Fue elegida para cumplir una de las tareas más simbólicas de la historia argentina: traer de regreso a San Martín, quien manifestó en vida su deseo de que su cuerpo descanse en Buenos Aires, lo dijo en 1844 en su testamento: “Prohíbo el que se me haga ningún género de Funeral, y desde el lugar en que falleciere se me conducirá, directamente, al Cementerio sin ningún acompañamiento, pero sí desearía, el que mi corazón fuese depositado en el de Buenos Aires”.

El 21 de abril del mismo año se exhumaron las reliquias del Libertador en Brunoy y de allí trasladadas a El Havre, en donde mediante una solemne ceremonia fueron depositadas en la capilla ardiente del buque. Un día después comenzó el viaje.

Los restos arribaron a Sudamérica en mayo, primero el 22 pasó por Uruguay donde fueron venerados por el pueblo charrúa y el 28 finalmente llegaron a Buenos Aires. Un cortejo acompañó a una carroza fúnebre que tuvo una primera parada en Plaza San Martín, donde el primer mandatario Avellaneda, el expresidente Domingo Faustino Sarmiento y el embajador de la República del Perú en Argentina, Evaristo Gómez Sánchez, pronunciaron diferentes discursos. Tras la finalización de los mismos se dirigieron al último destino: la Catedral. Se estima que entre 30 a 100 mil personas estuvieron presentes.

En 1899 el barco fue despedazado por un temporal a la altura de Camarones Foto: Fundación Histarmar

El triste final del buque

El traslado lo convirtió en un emblema nacional, una especie de custodio de la memoria patria, pero después de aquella travesía siguió navegando hacia el sur. Recorrió la Patagonia, hizo zarpe de prefecturas, llevó personas, cargamentos y comunicación a una región donde la presencia del Estado todavía era frágil.

En 1976 la hélice fue recuperada del mar Foto: Instagram @lean_elturista

El 16 de marzo de 1899, mientras efectuaba su viaje 101 al sur, el Villarino fue arrojado sobre las restingas de las Islas Blancas, en Bahía Camarones. Eso causó que se destruyera totalmente, aunque sin pérdida de vidas gracias al auxilio del crucero 9 de Julio.

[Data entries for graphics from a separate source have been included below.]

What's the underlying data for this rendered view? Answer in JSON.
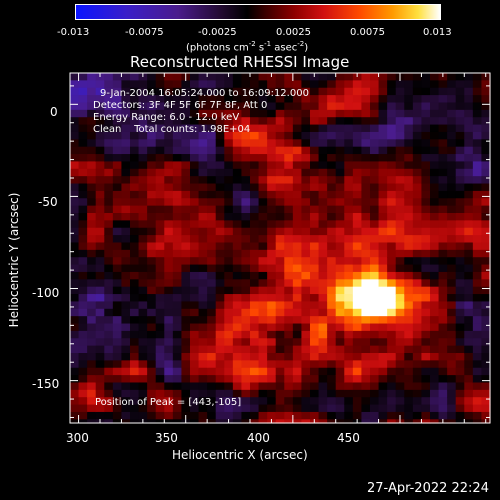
{
  "colors": {
    "background": "#000000",
    "foreground": "#ffffff"
  },
  "colorbar": {
    "tick_labels": [
      "-0.013",
      "-0.0075",
      "-0.0025",
      "0.0025",
      "0.0075",
      "0.013"
    ],
    "unit_main": "(photons cm",
    "unit_exp1": "-2",
    "unit_mid": " s",
    "unit_exp2": "-1",
    "unit_mid2": " asec",
    "unit_exp3": "-2",
    "unit_end": ")",
    "range": [
      -0.013,
      0.013
    ]
  },
  "chart_data": {
    "type": "heatmap",
    "title": "Reconstructed RHESSI Image",
    "xlabel": "Heliocentric X (arcsec)",
    "ylabel": "Heliocentric Y (arcsec)",
    "xlim": [
      296,
      492
    ],
    "ylim": [
      -173,
      17
    ],
    "x_ticks": [
      300,
      350,
      400,
      450
    ],
    "y_ticks": [
      0,
      -50,
      -100,
      -150
    ],
    "peak_position": [
      443,
      -105
    ],
    "annotations": [
      "9-Jan-2004 16:05:24.000 to 16:09:12.000",
      "Detectors: 3F 4F 5F 6F 7F 8F, Att 0",
      "Energy Range: 6.0 - 12.0 keV",
      "Clean    Total counts: 1.98E+04"
    ],
    "peak_label": "Position of Peak = [443,-105]"
  },
  "footer": {
    "timestamp": "27-Apr-2022 22:24"
  }
}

Décadas después, en 1976, se realizó el Operativo Camarones, donde un grupo de buzos de la Agrupación de buceo Hermandad del Escrófalo hallaron sus restos y rescataron objetos que se destinaron a museos del país.

Acompañada por un busto del "Padre de la Patria", hoy en día es un sitio de alta concentración Foto: Instagram @lean_elturista

Para noviembre de 1986 se realizó una segunda expedición donde se filmó conjuntamente un documental con el equipo de “Historia Argentina Secreta”, donde se terminaron de rescatar piezas que fueron donadas al Instituto Nacional Sanmartiniano y a la Armada.